States Unite Against Supreme Court, Argue Class Action Fairness Act
Last Updated on June 27, 2017
At the beginning of June, the Mississippi attorney general, Jim Hood, criticized the Fifth Circuit’s decision to remove a price-fixing suit to federal courts. The decision was made under the Class Action Fairness Act, a piece of legislation that gives federal jurisdiction to class actions with large numbers of plaintiffs, and affected a suit filed by Hood on behalf of Mississippi consumers against the makers of LCD panels.
Now, Hood has promised to fight the ruling, urging the Supreme Court to rule against CAFA’s use – and almost every other state in the union has joined him.
Almost every other state in the union has joined the lawsuit.
Only Georgia, New Jersey, and Alabama are left out of an amicus brief filed jointly by 46 state attorneys general on Wednesday that called the Fifth Circuit’s decision an “affront” to state sovereignty that undermined the nature of U.S. federalism.
The LCD price fixing case dates back to 2006 when the U.S. Department of Justice revealed that LCD manufacturers were operating an illegal price-fixing scheme on the display panels.

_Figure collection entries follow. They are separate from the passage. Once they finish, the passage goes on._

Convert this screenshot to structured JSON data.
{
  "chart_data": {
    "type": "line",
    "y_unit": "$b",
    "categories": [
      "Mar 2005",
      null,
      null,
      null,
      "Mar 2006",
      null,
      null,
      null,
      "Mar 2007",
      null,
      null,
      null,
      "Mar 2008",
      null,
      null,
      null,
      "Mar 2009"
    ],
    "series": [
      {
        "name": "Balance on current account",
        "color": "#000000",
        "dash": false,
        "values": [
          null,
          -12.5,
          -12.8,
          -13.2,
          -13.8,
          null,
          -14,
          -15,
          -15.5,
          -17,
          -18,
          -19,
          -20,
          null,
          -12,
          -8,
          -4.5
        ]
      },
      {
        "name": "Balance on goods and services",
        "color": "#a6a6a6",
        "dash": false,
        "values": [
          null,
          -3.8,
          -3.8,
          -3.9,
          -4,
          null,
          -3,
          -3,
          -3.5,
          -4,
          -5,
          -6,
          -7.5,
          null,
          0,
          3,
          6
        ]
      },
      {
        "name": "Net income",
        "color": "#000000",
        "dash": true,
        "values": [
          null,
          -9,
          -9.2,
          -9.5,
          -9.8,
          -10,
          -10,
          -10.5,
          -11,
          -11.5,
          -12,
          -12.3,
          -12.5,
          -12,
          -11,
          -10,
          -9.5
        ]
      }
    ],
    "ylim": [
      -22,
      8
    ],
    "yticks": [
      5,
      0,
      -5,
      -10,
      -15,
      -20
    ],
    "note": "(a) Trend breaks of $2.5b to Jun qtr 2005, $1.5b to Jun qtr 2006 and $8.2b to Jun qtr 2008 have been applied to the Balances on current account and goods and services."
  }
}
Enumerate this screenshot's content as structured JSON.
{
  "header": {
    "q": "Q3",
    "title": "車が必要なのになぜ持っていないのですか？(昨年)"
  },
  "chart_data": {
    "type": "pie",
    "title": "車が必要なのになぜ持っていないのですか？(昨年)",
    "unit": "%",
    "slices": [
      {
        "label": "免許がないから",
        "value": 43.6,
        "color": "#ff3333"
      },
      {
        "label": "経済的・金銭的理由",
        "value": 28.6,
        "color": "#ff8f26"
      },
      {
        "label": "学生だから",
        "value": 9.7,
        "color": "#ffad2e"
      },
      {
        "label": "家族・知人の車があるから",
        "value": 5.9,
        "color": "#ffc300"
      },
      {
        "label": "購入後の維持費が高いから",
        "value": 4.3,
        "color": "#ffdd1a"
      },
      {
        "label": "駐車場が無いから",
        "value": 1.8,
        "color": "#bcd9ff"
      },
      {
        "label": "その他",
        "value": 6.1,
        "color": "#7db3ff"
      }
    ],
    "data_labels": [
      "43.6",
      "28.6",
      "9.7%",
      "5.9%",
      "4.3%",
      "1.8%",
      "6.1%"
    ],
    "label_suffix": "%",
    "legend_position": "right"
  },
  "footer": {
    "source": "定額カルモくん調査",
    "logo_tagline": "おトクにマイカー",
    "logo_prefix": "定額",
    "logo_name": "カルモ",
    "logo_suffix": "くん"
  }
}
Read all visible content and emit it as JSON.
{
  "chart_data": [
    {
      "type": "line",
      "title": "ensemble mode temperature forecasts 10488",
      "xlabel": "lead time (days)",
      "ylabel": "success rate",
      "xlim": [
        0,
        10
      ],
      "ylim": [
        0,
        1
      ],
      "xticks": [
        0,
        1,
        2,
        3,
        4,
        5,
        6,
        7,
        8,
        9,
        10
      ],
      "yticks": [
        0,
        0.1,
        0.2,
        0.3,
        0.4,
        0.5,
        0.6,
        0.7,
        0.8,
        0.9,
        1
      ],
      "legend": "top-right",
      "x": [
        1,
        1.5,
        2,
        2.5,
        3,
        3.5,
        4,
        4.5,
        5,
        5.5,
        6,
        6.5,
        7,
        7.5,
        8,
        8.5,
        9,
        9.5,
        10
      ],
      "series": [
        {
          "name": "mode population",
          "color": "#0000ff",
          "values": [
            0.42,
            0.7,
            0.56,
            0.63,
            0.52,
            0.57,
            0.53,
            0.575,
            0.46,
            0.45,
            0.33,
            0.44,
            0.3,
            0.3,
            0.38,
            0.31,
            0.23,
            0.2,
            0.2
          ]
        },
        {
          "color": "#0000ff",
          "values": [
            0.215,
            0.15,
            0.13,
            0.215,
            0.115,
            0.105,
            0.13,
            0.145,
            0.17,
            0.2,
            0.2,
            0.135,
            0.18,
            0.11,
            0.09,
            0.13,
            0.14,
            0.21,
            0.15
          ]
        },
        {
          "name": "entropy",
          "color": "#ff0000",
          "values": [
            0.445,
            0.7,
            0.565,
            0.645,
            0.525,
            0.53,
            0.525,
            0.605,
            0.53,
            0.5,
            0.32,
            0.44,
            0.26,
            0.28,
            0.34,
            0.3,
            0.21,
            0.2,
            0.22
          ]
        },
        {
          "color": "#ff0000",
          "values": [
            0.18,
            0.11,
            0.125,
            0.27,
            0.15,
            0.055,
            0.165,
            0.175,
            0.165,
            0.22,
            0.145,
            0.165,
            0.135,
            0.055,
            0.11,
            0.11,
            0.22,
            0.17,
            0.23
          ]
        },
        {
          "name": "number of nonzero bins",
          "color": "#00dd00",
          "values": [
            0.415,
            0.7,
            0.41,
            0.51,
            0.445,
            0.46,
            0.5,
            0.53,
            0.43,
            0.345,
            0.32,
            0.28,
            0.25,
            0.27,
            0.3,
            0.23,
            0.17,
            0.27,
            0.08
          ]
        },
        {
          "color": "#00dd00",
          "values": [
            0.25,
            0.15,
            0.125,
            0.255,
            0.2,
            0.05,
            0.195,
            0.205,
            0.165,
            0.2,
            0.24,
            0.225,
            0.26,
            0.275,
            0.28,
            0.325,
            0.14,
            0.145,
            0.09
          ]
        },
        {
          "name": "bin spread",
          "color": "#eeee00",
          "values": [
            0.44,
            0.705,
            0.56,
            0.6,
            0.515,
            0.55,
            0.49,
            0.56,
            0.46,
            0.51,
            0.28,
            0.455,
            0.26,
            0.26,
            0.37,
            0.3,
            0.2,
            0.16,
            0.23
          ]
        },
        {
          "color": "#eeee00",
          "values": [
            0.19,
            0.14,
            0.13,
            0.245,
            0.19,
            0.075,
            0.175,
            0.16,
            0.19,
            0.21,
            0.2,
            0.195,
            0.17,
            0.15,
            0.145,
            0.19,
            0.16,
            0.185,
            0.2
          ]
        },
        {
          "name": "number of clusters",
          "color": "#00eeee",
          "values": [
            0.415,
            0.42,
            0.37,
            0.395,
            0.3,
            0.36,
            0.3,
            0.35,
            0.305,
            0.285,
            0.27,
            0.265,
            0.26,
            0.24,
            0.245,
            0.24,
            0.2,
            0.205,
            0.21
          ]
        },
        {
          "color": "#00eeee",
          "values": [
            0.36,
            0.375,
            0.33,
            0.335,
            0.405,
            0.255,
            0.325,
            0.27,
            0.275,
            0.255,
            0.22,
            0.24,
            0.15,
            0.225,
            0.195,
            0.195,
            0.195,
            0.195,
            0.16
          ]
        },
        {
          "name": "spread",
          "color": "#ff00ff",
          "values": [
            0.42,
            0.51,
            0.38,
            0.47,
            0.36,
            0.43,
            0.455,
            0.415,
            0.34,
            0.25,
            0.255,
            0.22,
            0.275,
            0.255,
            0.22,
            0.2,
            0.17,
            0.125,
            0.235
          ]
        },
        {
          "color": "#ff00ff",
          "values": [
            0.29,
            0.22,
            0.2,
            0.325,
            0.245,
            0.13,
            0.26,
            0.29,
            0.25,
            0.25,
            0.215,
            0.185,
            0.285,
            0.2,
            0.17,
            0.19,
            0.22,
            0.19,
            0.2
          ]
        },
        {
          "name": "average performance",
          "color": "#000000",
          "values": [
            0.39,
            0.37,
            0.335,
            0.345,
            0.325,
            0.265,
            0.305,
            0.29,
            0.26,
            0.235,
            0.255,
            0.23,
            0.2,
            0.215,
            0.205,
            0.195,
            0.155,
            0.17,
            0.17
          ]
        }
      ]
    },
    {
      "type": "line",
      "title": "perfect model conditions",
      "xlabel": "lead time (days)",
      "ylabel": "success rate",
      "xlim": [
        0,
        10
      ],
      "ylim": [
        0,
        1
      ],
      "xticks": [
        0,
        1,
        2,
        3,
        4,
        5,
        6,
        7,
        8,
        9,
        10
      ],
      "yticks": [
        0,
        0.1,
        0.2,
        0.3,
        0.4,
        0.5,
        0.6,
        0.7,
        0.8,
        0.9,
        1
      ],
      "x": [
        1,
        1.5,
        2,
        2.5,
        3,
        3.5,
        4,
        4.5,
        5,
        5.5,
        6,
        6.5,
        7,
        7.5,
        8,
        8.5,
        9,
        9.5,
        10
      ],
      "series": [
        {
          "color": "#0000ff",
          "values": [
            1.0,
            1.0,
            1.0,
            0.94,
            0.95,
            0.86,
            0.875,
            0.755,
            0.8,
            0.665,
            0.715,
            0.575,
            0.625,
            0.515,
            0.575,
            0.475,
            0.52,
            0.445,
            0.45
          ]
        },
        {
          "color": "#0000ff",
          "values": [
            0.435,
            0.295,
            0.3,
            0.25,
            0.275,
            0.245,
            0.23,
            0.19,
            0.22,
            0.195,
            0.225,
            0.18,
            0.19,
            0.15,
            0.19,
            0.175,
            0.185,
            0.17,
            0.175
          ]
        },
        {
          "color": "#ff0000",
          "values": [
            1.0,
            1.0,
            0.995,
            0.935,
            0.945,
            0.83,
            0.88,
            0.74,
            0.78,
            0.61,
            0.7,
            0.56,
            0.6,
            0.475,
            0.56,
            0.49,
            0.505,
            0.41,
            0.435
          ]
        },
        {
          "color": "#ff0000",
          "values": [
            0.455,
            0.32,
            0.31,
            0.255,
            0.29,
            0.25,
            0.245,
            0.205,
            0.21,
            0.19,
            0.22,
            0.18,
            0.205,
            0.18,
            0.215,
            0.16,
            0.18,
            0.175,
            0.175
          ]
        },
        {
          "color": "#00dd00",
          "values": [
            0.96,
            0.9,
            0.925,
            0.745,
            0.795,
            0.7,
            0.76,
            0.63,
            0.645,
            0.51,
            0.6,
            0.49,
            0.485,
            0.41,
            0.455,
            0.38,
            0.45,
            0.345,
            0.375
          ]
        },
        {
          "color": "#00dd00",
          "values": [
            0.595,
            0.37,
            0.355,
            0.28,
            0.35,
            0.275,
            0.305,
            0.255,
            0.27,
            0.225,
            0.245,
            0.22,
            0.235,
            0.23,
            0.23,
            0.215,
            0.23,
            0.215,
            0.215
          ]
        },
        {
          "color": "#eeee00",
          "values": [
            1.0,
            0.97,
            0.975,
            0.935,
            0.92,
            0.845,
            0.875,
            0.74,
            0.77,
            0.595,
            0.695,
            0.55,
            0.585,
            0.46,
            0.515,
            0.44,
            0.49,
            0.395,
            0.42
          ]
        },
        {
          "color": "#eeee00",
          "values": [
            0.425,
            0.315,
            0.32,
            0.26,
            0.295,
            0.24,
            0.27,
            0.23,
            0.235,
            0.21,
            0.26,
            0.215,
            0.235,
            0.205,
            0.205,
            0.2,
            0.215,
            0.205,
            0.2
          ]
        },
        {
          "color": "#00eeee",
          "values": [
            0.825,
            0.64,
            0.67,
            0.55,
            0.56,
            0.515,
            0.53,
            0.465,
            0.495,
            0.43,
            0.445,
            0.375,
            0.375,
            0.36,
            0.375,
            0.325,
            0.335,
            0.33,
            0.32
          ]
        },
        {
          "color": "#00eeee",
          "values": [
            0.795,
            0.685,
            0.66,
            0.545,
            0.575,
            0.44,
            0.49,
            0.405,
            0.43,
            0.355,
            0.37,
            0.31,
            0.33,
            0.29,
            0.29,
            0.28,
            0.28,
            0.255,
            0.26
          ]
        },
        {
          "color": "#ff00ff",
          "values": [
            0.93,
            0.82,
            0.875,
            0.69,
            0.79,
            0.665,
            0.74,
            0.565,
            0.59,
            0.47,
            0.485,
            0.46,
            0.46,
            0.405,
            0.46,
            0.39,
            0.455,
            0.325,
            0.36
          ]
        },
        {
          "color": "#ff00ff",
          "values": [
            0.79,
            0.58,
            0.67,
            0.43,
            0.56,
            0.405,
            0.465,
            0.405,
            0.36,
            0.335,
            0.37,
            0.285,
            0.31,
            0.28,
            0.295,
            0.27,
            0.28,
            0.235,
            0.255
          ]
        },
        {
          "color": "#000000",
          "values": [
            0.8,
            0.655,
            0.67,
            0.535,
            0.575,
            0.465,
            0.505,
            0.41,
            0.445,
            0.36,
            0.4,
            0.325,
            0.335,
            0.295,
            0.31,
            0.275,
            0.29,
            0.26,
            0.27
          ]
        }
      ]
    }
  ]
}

Hood, along with other attorneys general, sued on behalf of the residents of his state. However, while several states signed a $539 million settlement, five states – California, Illinois, Washington, South Carolina, and Mississippi – chose to take the matter to state courts. The defendants attempted to remove these cases to federal courts, but was unsuccessful in each case. In Mississippi, the court found that Hood’s suit was a mass action, but that it could be exempted from CAFA because the law allowed suits brought on behalf of the general public to remain in-state.
If things had settled there, the story would be different. The Fifth Circuit, however, ruled in November 2012 that individual consumers, as well as the state, were the ‘parties of interest,’ rather than the public at large. Under this understanding of the class membership, Hood, as attorney general, was essentially the class representative, the court ruled – and the case fell under federal jurisdiction.
Hood’s appeal to the Supreme Court has received the backing of 46 states as well as AARP, consumer rights group Public Citizen, and The Center for State Enforcement of Antitrust and Consumer Protection Laws Inc. He asked for the court’s review in February, and the justices agreed in May.
“The removal to federal court of a state parens patriae action brought under state law in a state court based on in-state conduct is an affront to established principles of federal-state comity,” the states’ complaint said on Wednesday. For Hood, the importance of states’ sovereignty, and their ability to act for their own residents’ behalf, seems to be at the heart of the battle. He has also argued that the decision contradicts every other federal appeal court ruling on CAFA removal, and was never intended by Congress.
For the Supreme Court, there’s a fine line to tread. State courts are known to be more consumer-friendly than their federal counterparts, and it’s no surprise that big business plaintiffs are keen to see cases taken out of individual state’s court systems. The nature of federalism in the U.S., however, grants liberties and jurisdiction to states that they are unlikely to part with willingly. While the entire matter may swing on what amounts to somewhat of a technicality – whether the LCD lawsuit was filed on behalf of the public, or consumers – the support of so many other states will be something for the Supreme Court to consider very seriously.